I woke up this morning thinking about last night's entry, about how I'd poked fun at the newly-minted feminists on my college campus and how outraged! appalled! incensed! they were over the absurd caveman hair-dragging snippet of On the Town. I kind of wanted to explain myself, to sort out that what I was laughing at was not feminism itself...more the adolescent zeal that only, particularly, a group of exceedingly privileged young people can bring to a cause or commitment in those first heady days of Total Freedom to Make Up Your Mind, Really Loudly.

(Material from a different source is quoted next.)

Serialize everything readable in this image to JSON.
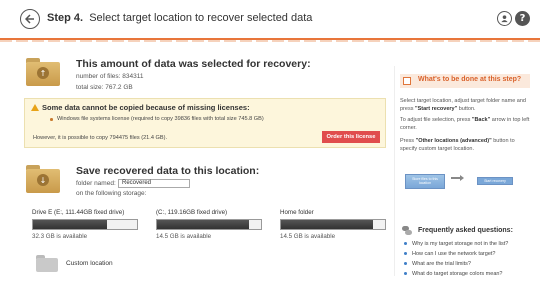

Of course I'm a feminist. It galls me, that so many people seem to think that word means something along the lines of "hairy, braless, strident man-hater." At this moment, I might be those first two things, but that is purely a coincidence of lolling about in my jammies post-gym. I like the Y-chromosome fellas just fine; I just don't think I should be treated any differently. It's that simple. Sarah Bunting says it far more eloquently than I, so I won't go on too much. I was mostly amused by the remembered lack of perspective.
But now let me get back up on my soapbox for a minute and complain about certain members of my gender, again, some more, because what in the name of heaven and earth is wrong with at least one member of my Fancy Gym? I've written before about what slovenly pigs some of the ladies in the locker room seem to be, but tonight I witnessed something that completely took the cake, stunned me into gaping silence: on the floor of one of the shower stalls, a used and discarded tampon.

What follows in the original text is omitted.